Miguel Hernández
La fábrica-ciudad

(En una ciudad de la U.R.S.S. -Jarko- he asistido 

al nacimiento multiplicado, numeroso, rápido del tractor.)


Son al principio un leve proyecto sobre planos,

propósitos, palabras, papel, la nada apenas,

esos graves tractores que parten de las manos

como ganaderías sólidas con cadenas.


Se congregan metales de zonas diferentes,

prueban su calidad los finos probadores,

la fundición, la forja, los metálicos dientes.

Y empieza el nacimiento veloz de los tractores.


Id conmigo a la fábrica-ciudad: venid, que quiero

contemplar con los pueblos las creaciones violentas,

la gestación del aire y el parto del acero,

el hijo de las manos y de las herramientas.


La fábrica se halla guardada por las flores,

los niños, los cristales, en dirección al día.

Dentro de ella son leves trabajos y sudores,

porque la libertad puso allí la alegría.


Fragor de acero herido, resoplidos brutales,

hierro latente, hierro candente, torturado,

trepidando, piafando, rodando en espirales,

en ruedas, en motores, caballo huracanado.


Una visión de hierro, de fortaleza innata,

un clamor de metales probados, perseguidos,

mientras de nave en nave se encabrita y desata

con dólmenes de espuma, chispazos y rugidos.


Es como una extensión de furias que contienen

su casco apasionado sobre desfiladeros,

contra muros en donde se gastan, van y vienen,

con llamas de sudor y grasa los obreros.


Chimeneas de humo largo, sordo, grasiento,

acosan con penumbras a la creadora masa,

a la generadora masa que obra el portento,

el tractor con los dientes sepultados en grasa.


Hornos de fogonazos: perspectivas de lumbre.

Irradian los carbones como el sol, las calderas,

los lavaderos donde llega la muchedumbre

del metal que retiene sus escorias primeras.


Laten motores como del agua poseídos,

hélices submarinas, martillos, campanarios,

correas, ejes, chapas.
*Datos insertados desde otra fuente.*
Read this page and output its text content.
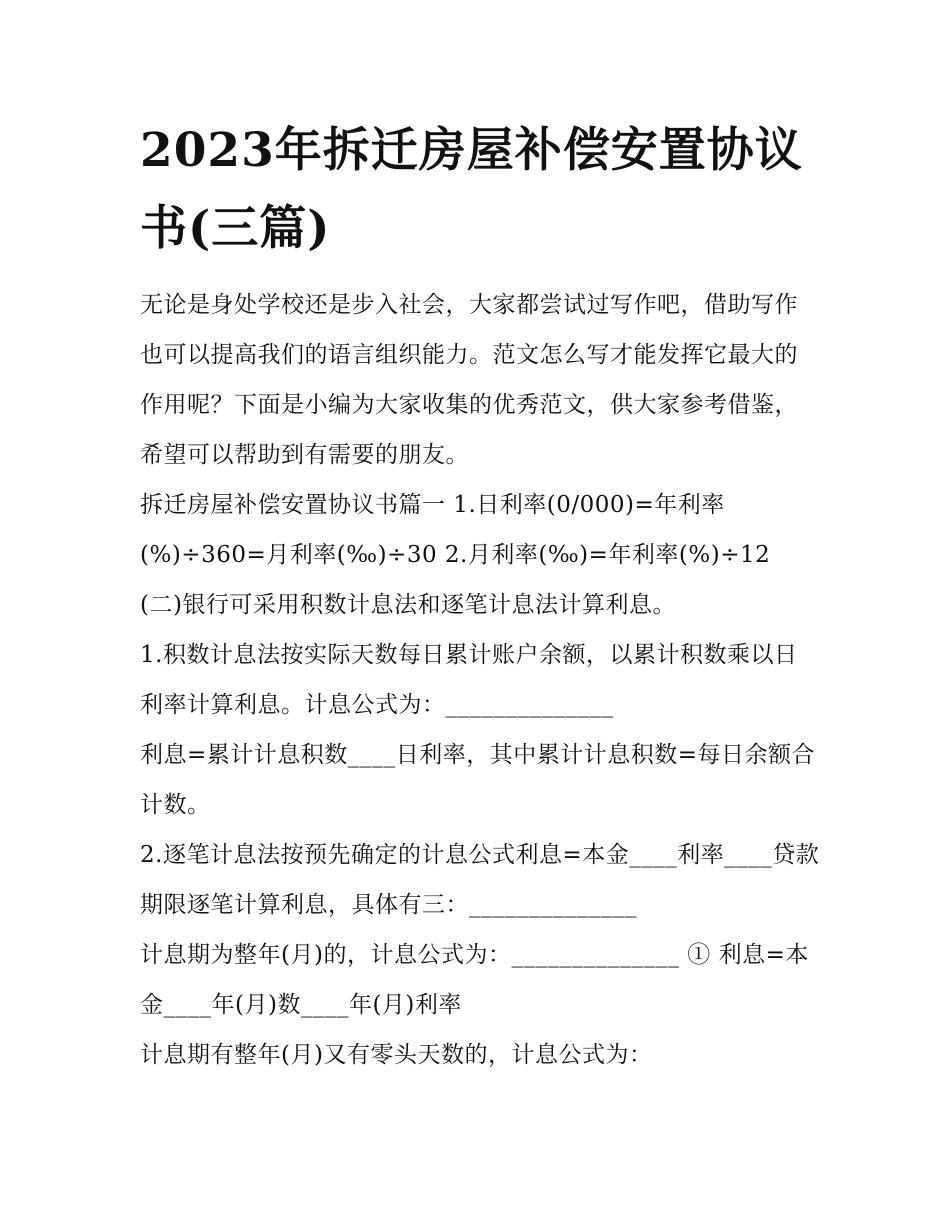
2023年拆迁房屋补偿安置协议
书(三篇)

无论是身处学校还是步入社会，大家都尝试过写作吧，借助写作也可以提高我们的语言组织能力。范文怎么写才能发挥它最大的作用呢？下面是小编为大家收集的优秀范文，供大家参考借鉴，希望可以帮助到有需要的朋友。

拆迁房屋补偿安置协议书篇一 1.日利率(0/000)=年利率(%)÷360=月利率(‰)÷30 2.月利率(‰)=年利率(%)÷12

(二)银行可采用积数计息法和逐笔计息法计算利息。

1.积数计息法按实际天数每日累计账户余额，以累计积数乘以日利率计算利息。计息公式为：______________

利息=累计计息积数____日利率，其中累计计息积数=每日余额合计数。

2.逐笔计息法按预先确定的计息公式利息=本金____利率____贷款期限逐笔计算利息，具体有三：______________

计息期为整年(月)的，计息公式为：______________ ① 利息=本金____年(月)数____年(月)利率

计息期有整年(月)又有零头天数的，计息公式为：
Y se oyen estallidos,

choques de terremotos, rumores planetarios.


Leones de azabache, por estas naves grises,

selvas civilizadas, calenturientas moles,

relucen los obreros de todos los países

como si trabajaran en la creación de soles.
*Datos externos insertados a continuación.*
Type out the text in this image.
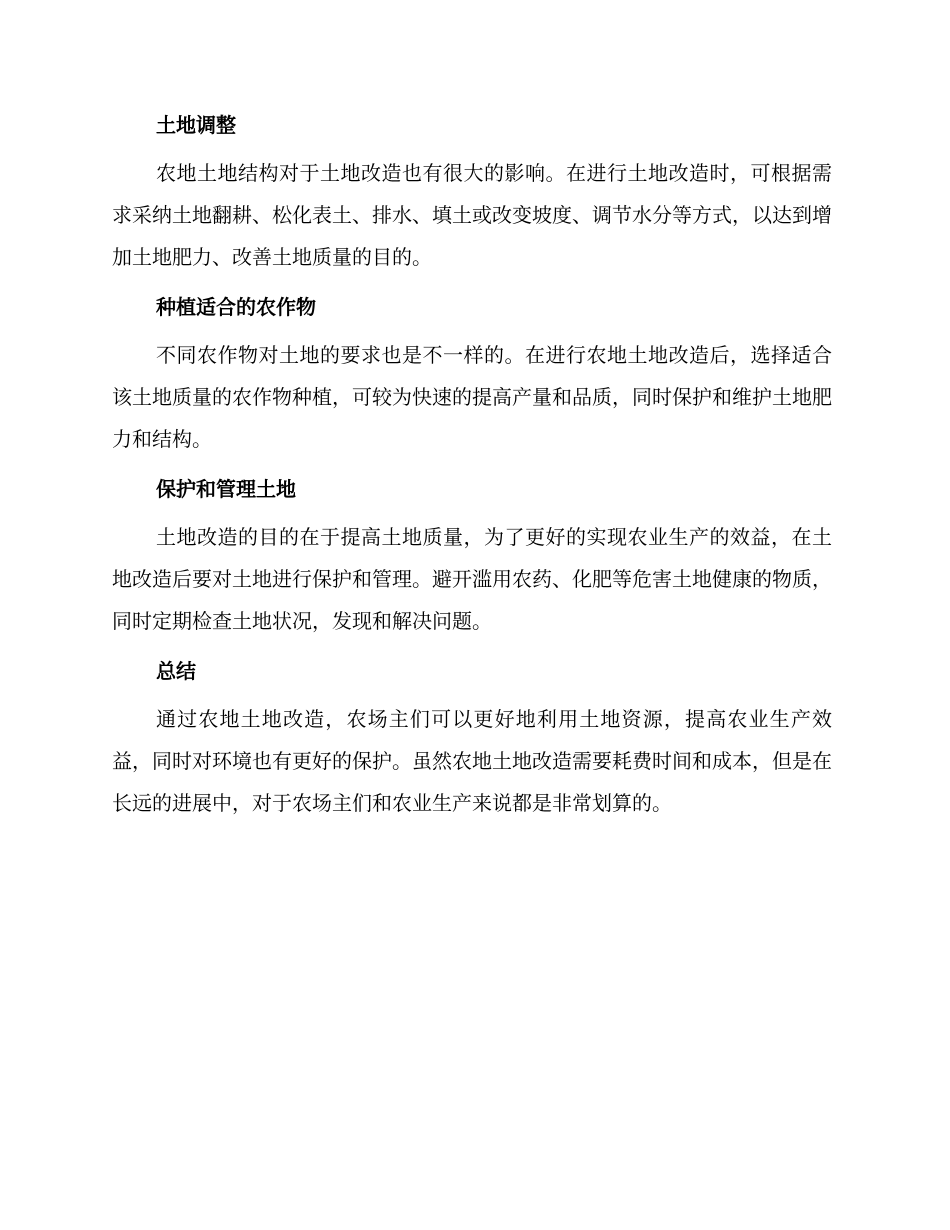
土地调整

农地土地结构对于土地改造也有很大的影响。在进行土地改造时，可根据需求采纳土地翻耕、松化表土、排水、填土或改变坡度、调节水分等方式，以达到增加土地肥力、改善土地质量的目的。

种植适合的农作物

不同农作物对土地的要求也是不一样的。在进行农地土地改造后，选择适合该土地质量的农作物种植，可较为快速的提高产量和品质，同时保护和维护土地肥力和结构。

保护和管理土地

土地改造的目的在于提高土地质量，为了更好的实现农业生产的效益，在土地改造后要对土地进行保护和管理。避开滥用农药、化肥等危害土地健康的物质，同时定期检查土地状况，发现和解决问题。

总结

通过农地土地改造，农场主们可以更好地利用土地资源，提高农业生产效益，同时对环境也有更好的保护。虽然农地土地改造需要耗费时间和成本，但是在长远的进展中，对于农场主们和农业生产来说都是非常划算的。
En la sección de fraguas y sonidos más puros,

se hacen más consistentes las domadas fierezas.

Y el tornillo penetra como un sexo seguro,

tenaz, uniendo partes, desarrollando piezas.


Veloz de mano en mano, crece el tractor y pasa

a ser un movimiento de titán laborioso,

un colosal anhelo de hacer la espiga rasa,

fértiles los baldíos, dilatado el reposo.
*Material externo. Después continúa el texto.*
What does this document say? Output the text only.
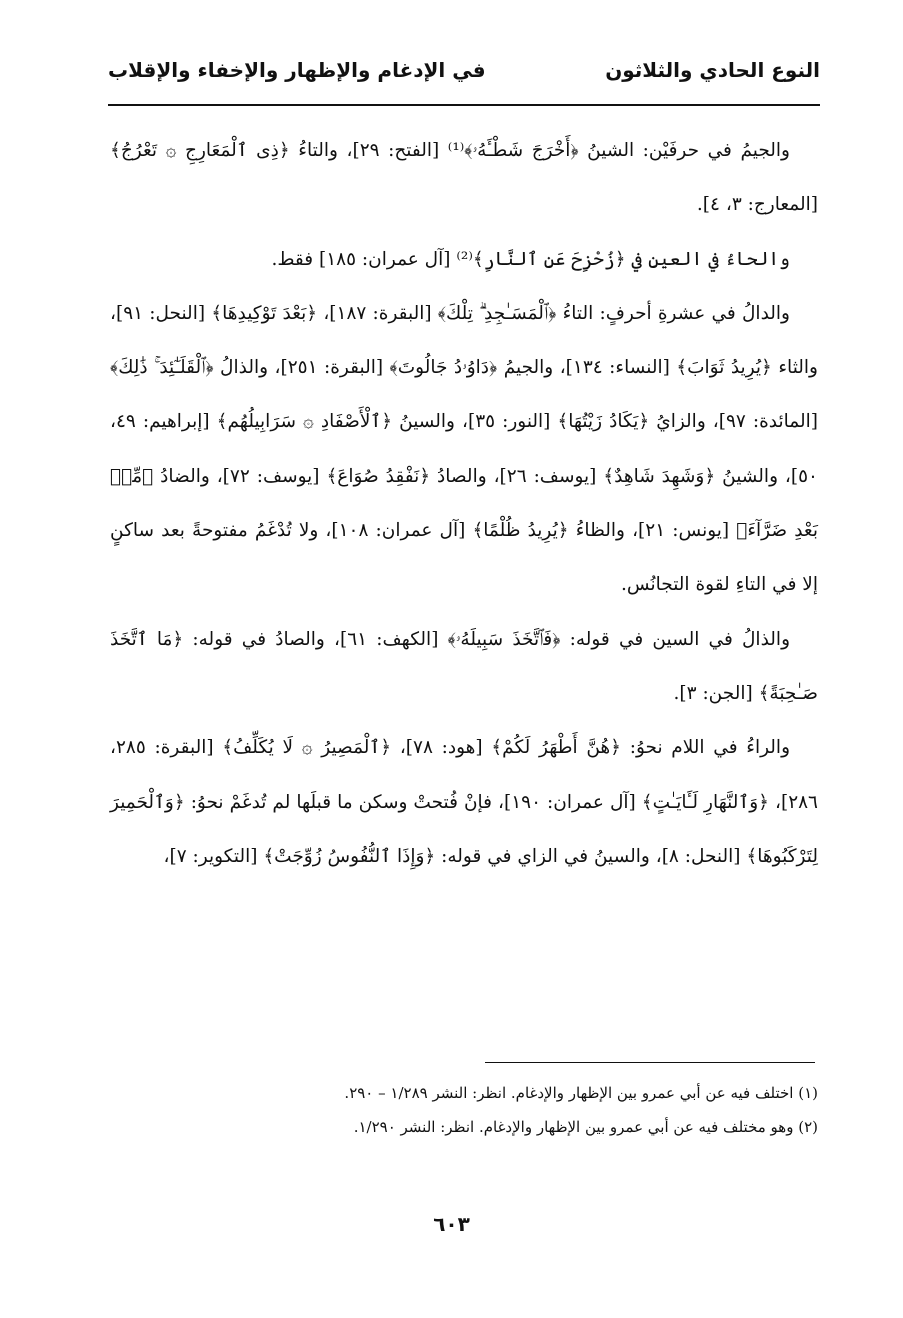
النوع الحادي والثلاثون
في الإدغام والإظهار والإخفاء والإقلاب

والجيمُ في حرفَيْن: الشينُ ﴿أَخْرَجَ شَطْـَٔهُۥ﴾⁽¹⁾ [الفتح: ٢٩]، والتاءُ ﴿ذِى ٱلْمَعَارِجِ ۞ تَعْرُجُ﴾ [المعارج: ٣، ٤].

والحاءُ في العينِ في ﴿زُحْزِحَ عَنِ ٱلنَّارِ﴾⁽²⁾ [آل عمران: ١٨٥] فقط.

والدالُ في عشرةِ أحرفٍ: التاءُ ﴿ٱلْمَسَـٰجِدِ ۗ تِلْكَ﴾ [البقرة: ١٨٧]، ﴿بَعْدَ تَوْكِيدِهَا﴾ [النحل: ٩١]، والثاء ﴿يُرِيدُ ثَوَابَ﴾ [النساء: ١٣٤]، والجيمُ ﴿دَاوُۥدُ جَالُوتَ﴾ [البقرة: ٢٥١]، والذالُ ﴿ٱلْقَلَـٰٓئِدَ ۚ ذَٰلِكَ﴾ [المائدة: ٩٧]، والزايُ ﴿يَكَادُ زَيْتُهَا﴾ [النور: ٣٥]، والسينُ ﴿ٱلْأَصْفَادِ ۞ سَرَابِيلُهُم﴾ [إبراهيم: ٤٩، ٥٠]، والشينُ ﴿وَشَهِدَ شَاهِدٌ﴾ [يوسف: ٢٦]، والصادُ ﴿نَفْقِدُ صُوَاعَ﴾ [يوسف: ٧٢]، والضادُ ﴿مِّنۢ بَعْدِ ضَرَّآءَ﴾ [يونس: ٢١]، والظاءُ ﴿يُرِيدُ ظُلْمًا﴾ [آل عمران: ١٠٨]، ولا تُدْغَمُ مفتوحةً بعد ساكنٍ إلا في التاءِ لقوة التجانُس.

والذالُ في السين في قوله: ﴿فَٱتَّخَذَ سَبِيلَهُۥ﴾ [الكهف: ٦١]، والصادُ في قوله: ﴿مَا ٱتَّخَذَ صَـٰحِبَةً﴾ [الجن: ٣].

والراءُ في اللام نحوُ: ﴿هُنَّ أَطْهَرُ لَكُمْ﴾ [هود: ٧٨]، ﴿ٱلْمَصِيرُ ۞ لَا يُكَلِّفُ﴾ [البقرة: ٢٨٥، ٢٨٦]، ﴿وَٱلنَّهَارِ لَـَٔايَـٰتٍ﴾ [آل عمران: ١٩٠]، فإنْ فُتحتْ وسكن ما قبلَها لم تُدغَمْ نحوُ: ﴿وَٱلْحَمِيرَ لِتَرْكَبُوهَا﴾ [النحل: ٨]، والسينُ في الزاي في قوله: ﴿وَإِذَا ٱلنُّفُوسُ زُوِّجَتْ﴾ [التكوير: ٧]،

(١) اختلف فيه عن أبي عمرو بين الإظهار والإدغام. انظر: النشر ١/٢٨٩ – ٢٩٠.
(٢) وهو مختلف فيه عن أبي عمرو بين الإظهار والإدغام. انظر: النشر ١/٢٩٠.
٦٠٣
Ya va a llegar el día feliz sobre la frente

de los trabajadores: aquel día profundo

en que sea el minuto jornada suficiente

para hacer un tractor capaz de arar el mundo.


Ya despliega el vigor su piel generadora,

su central de energías, sus titánicos rastros.

Y los hombres se entregan a la función creadora

con la seguridad suprema de los astros.


La fábrica-ciudad estalla en su armonía

mecánica de brazos y aceros impulsores.

Y a un grito de sirenas, arroja sobre el día,

en un grandioso parto, raudales de tractores.